Both iterations of Adam are the products of tragedy. Young Adam is still grieving the loss of his father, but Adam has been sitting with that grief and bitterness for thirty years. Thus Adam has a lot to teach his younger self about regret, most especially with regards to how Young Adam is taking his frustrations out on his poor mother. But on the other hand, Adam has spent the past thirty years running so hard and so far from his childhood, he’s forgotten all the good things he had in his earlier life and all the good times he had with his late father. Young Adam can give those back to him.
And that’s not even getting started on Adam’s interactions with Louis and Ellie Reed. Those heart-to-heart talks are few and fleeting, but damned if they’re not tearjerkers. Likewise, Zoe Saldana makes the absolute utmost of her all-too-brief screentime, introducing a compelling ethical dilemma for Adam. I don’t dare spoil any more than that, but suffice to say that this is a Zoe Saldana character, well within the “empowered beautiful action heroine” style that she could do in her sleep at this point.

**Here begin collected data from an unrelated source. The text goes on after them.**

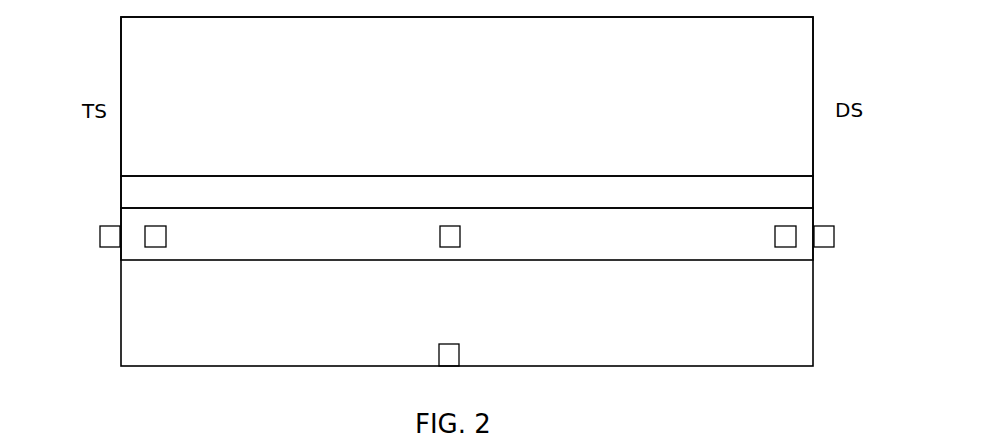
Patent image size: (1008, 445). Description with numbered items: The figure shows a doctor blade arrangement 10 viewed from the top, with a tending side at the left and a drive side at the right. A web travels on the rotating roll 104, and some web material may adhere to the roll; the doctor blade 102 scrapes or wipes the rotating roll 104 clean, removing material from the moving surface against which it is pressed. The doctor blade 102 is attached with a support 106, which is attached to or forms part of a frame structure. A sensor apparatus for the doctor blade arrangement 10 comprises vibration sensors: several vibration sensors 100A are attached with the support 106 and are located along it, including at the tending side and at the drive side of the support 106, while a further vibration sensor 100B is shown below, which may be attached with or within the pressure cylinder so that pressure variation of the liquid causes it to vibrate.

The doctor blade arrangement 10 is at (833, 185).
The doctor blade 102 is at (302, 199).
The rotating roll 104 is at (470, 108).
The support 106 is at (567, 250).
The vibration sensor 100A is at (100, 237).
The vibration sensor 100B is at (449, 344).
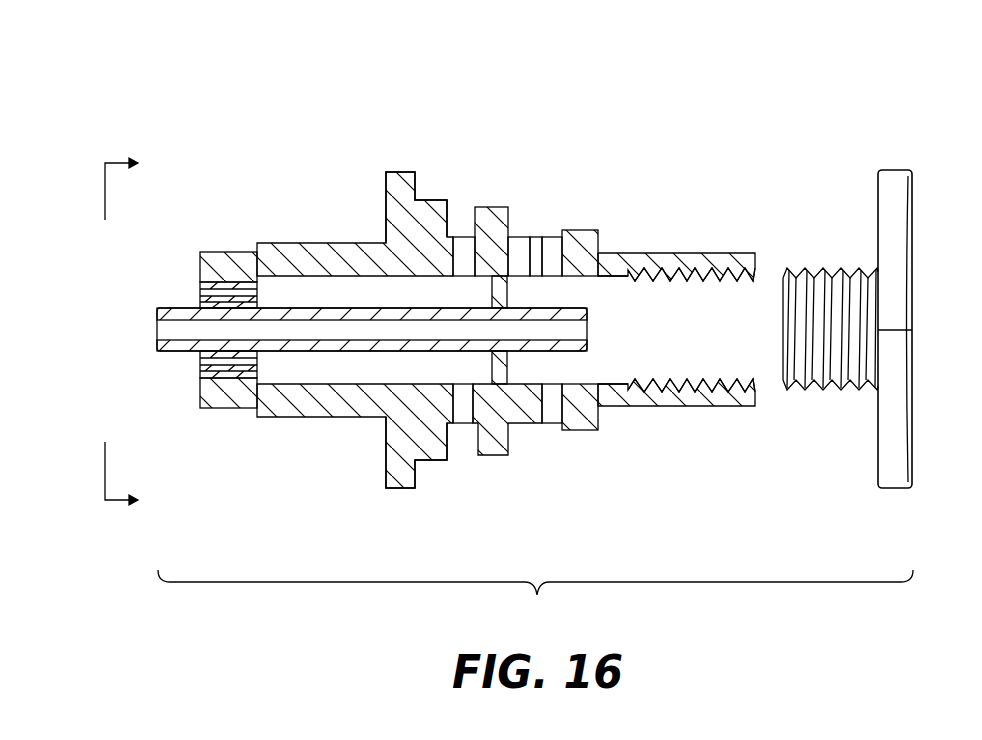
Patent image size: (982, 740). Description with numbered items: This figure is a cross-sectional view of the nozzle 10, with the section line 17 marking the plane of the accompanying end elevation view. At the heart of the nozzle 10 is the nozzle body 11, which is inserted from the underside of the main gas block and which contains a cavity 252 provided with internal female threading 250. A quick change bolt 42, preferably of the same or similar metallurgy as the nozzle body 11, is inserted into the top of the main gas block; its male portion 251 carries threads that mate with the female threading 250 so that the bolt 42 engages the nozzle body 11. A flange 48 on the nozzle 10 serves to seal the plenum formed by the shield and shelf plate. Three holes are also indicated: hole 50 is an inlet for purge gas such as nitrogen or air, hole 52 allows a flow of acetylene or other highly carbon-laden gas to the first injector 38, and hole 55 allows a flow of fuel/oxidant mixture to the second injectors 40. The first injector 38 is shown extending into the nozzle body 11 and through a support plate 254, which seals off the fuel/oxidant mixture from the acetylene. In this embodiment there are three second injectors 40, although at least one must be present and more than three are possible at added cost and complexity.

The nozzle 10 is at (663, 68).
The nozzle body 11 is at (325, 243).
The section line for FIG. 17 is at (143, 335).
The first injector 38 is at (177, 308).
The second injectors 40 is at (202, 296).
The quick change bolt 42 is at (900, 170).
The flange 48 is at (387, 475).
The hole 50 is at (643, 407).
The hole 52 is at (552, 430).
The hole 55 is at (463, 455).
The internal female threading 250 is at (700, 282).
The male portion 251 is at (818, 270).
The cavity 252 is at (692, 340).
The support plate 254 is at (505, 296).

At every turn, The Adam Project has so much to say about generational trauma, about making every moment count, the nature of love and loss, etc. It’s laugh-out-loud funny and bursting with heart, enough to redeem the film’s many narrative shortcomings. Much as I respect the stuntwork and all the effort that clearly went into the fight scenes, I didn’t care about the fights or chase scenes or stopping the big evil plot anywhere near as much as I cared about both iterations of Adam and their families.

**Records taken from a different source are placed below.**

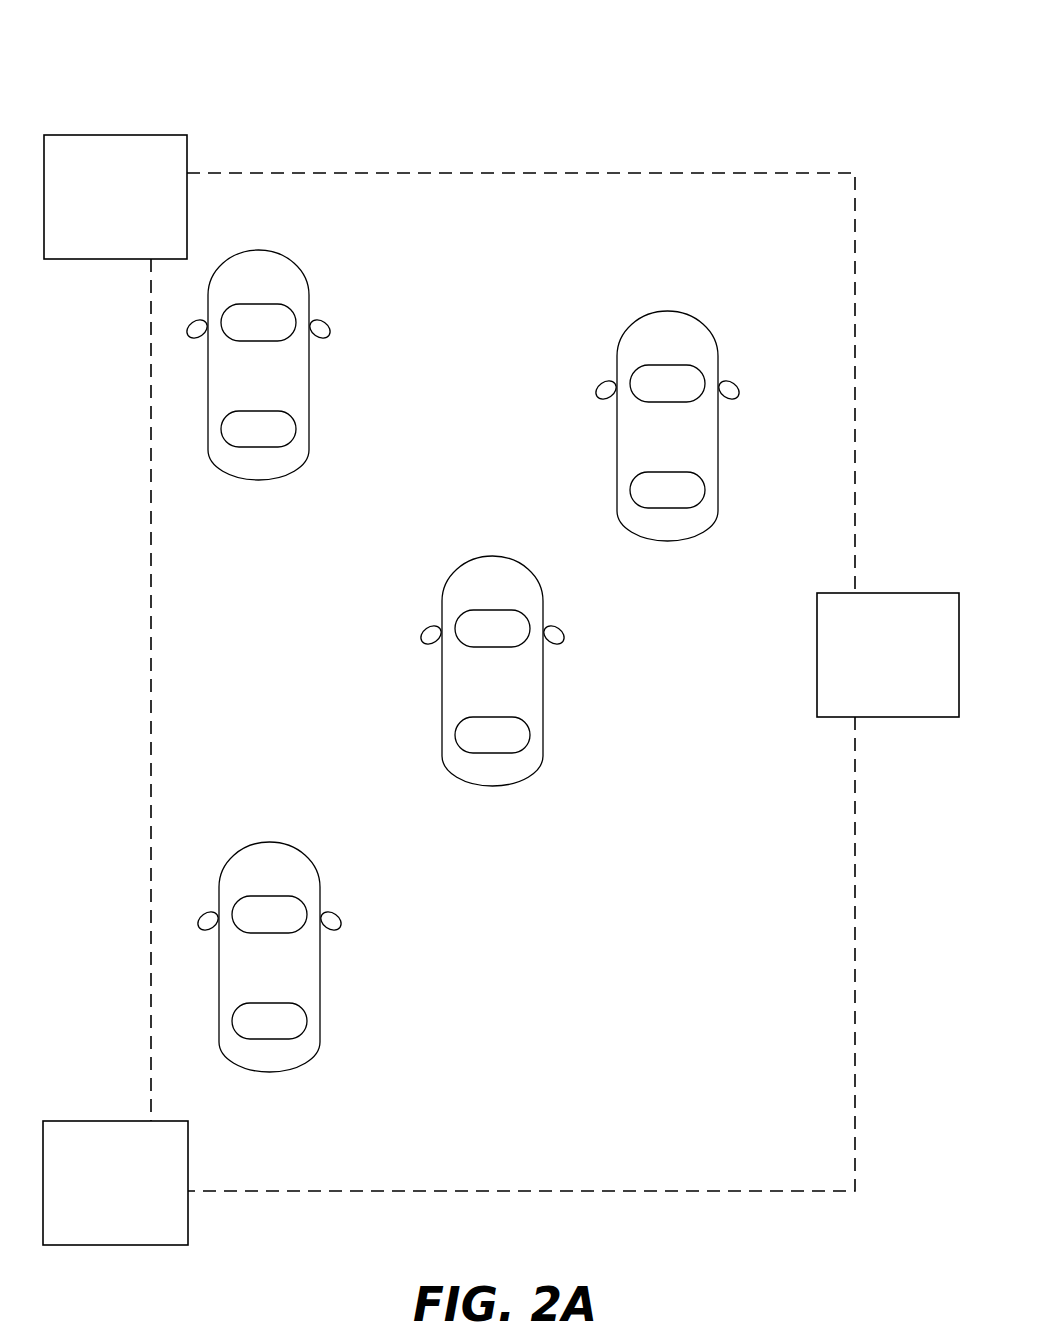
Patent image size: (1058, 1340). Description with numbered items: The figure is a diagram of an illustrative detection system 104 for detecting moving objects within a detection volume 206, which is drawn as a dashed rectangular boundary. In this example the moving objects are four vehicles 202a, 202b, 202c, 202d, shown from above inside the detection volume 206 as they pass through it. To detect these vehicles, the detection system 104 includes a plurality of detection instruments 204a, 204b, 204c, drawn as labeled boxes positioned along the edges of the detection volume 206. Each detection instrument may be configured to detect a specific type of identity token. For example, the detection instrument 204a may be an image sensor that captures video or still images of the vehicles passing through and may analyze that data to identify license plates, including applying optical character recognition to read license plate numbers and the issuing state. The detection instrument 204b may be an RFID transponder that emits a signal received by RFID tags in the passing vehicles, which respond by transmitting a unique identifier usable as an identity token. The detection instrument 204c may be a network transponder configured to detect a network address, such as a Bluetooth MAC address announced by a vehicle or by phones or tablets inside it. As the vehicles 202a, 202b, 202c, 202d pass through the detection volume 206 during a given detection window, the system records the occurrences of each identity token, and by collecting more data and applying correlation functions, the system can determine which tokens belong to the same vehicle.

The detection system 104 is at (258, 117).
The detection volume 206 is at (661, 172).
The detection instrument 204a is at (89, 239).
The detection instrument 204b is at (862, 695).
The detection instrument 204c is at (89, 1222).
The vehicle 202a is at (309, 384).
The vehicle 202b is at (718, 445).
The vehicle 202c is at (543, 690).
The vehicle 202d is at (320, 976).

This is a tough recommendation, and I’m typically loathe to utter the phrase “turn your brain off”. But if you can savor the film’s emotional moments and the performances from the core leading cast without thinking too much about how the time travel plot is supposed to make any sense, you’ll have a good time with this.
Totally unrelated, but the most amusing part of Levin and Flackett’s career wasn’t that they wrote and directed a deeply underrated coming of age film called Little Manhattan, but that they co-created a raunchy animated series about puberty on Netflix that’s still going on for 5 seasons and a spin-off for some inexplicable reason. Yeah, says it all.